Le Vian ain't got nothing on you.

Sunday, March 3, 2019

Kick Start My Heart: Feels for Heels


From left: Chase & Chloe, Zulily; Chinese Laundry, Zulily; Chase & Chloe, Zulily

I promise that I'm not getting an, ahem, kickback from Zulily to blog about these shoes. Although if Zu wanted to toss me that new pair of yellow Jessica Simpson ankle straps that I just bookmarked, then I wouldn't cry unethical. But if I can't get a pair of great shoes for free, then the next best thing is getting them for next to nothing. Because you can never have too many, and getting each pair cheaper means getting more.

It's a strong woman who can resist a new pair of kicks -- and an even stronger one who buys them anyway and endures the pain.

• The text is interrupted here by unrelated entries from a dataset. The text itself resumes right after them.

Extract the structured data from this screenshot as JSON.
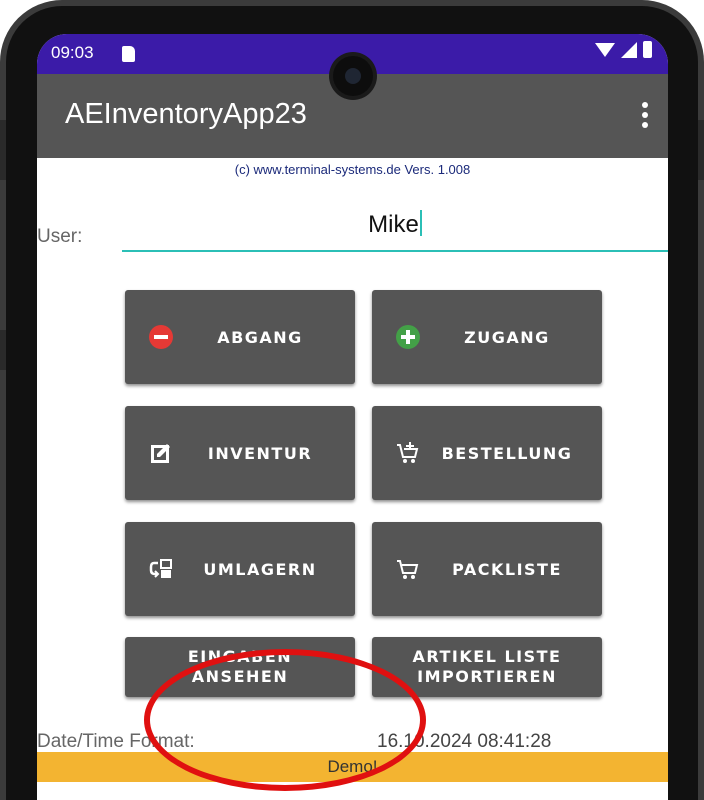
{
  "status_bar": {
    "time": "09:03"
  },
  "app_bar": {
    "title": "AEInventoryApp23"
  },
  "copyright": "(c) www.terminal-systems.de Vers. 1.008",
  "user": {
    "label": "User:",
    "value": "Mike"
  },
  "buttons": {
    "abgang": "ABGANG",
    "zugang": "ZUGANG",
    "inventur": "INVENTUR",
    "bestellung": "BESTELLUNG",
    "umlagern": "UMLAGERN",
    "packliste": "PACKLISTE",
    "eingaben_1": "EINGABEN",
    "eingaben_2": "ANSEHEN",
    "artikel_1": "ARTIKEL LISTE",
    "artikel_2": "IMPORTIEREN"
  },
  "date_time": {
    "label": "Date/Time Format:",
    "value": "16.10.2024 08:41:28"
  },
  "banner": "Demo!",
  "colors": {
    "status_bar": "#3b1ba8",
    "app_bar": "#555555",
    "button": "#555555",
    "accent": "#2bbfb6",
    "demo_banner": "#f3b431",
    "annotation": "#e01010"
  },
  "icons": [
    "sd-card-icon",
    "wifi-icon",
    "signal-icon",
    "battery-icon",
    "overflow-menu-icon",
    "minus-circle-icon",
    "plus-circle-icon",
    "edit-icon",
    "cart-add-icon",
    "transfer-icon",
    "cart-icon"
  ]
}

A pain that comes, of course, from the bunions, corns, and hammer toes that are the price of fashion-forward footwear. Although today's trio isn't high on height -- or torture -- I wear plenty of pairs that rival skyscrapers. Whenever my feet sprout fresh deformities, I always think of that part in Shopaholic and Baby when Becky Bloomwood's gyno lectures her about her heels, tsk-tsking that fashion is bad for your health. This makes me angry. Becky already has to battle morning sickness and bloating; she shouldn't have to give up cute shoes, too. Then again, her gyno turns out to be a husband-stealing ass clown, so what does she know? Furthermore, the gyno's clothes are boring, which is a kind of symbol of her inner ass-clownery. You know what they say. Never trust a woman in sensible shoes.

They also say that beauty is pain. Which to me means the bunions are worth it.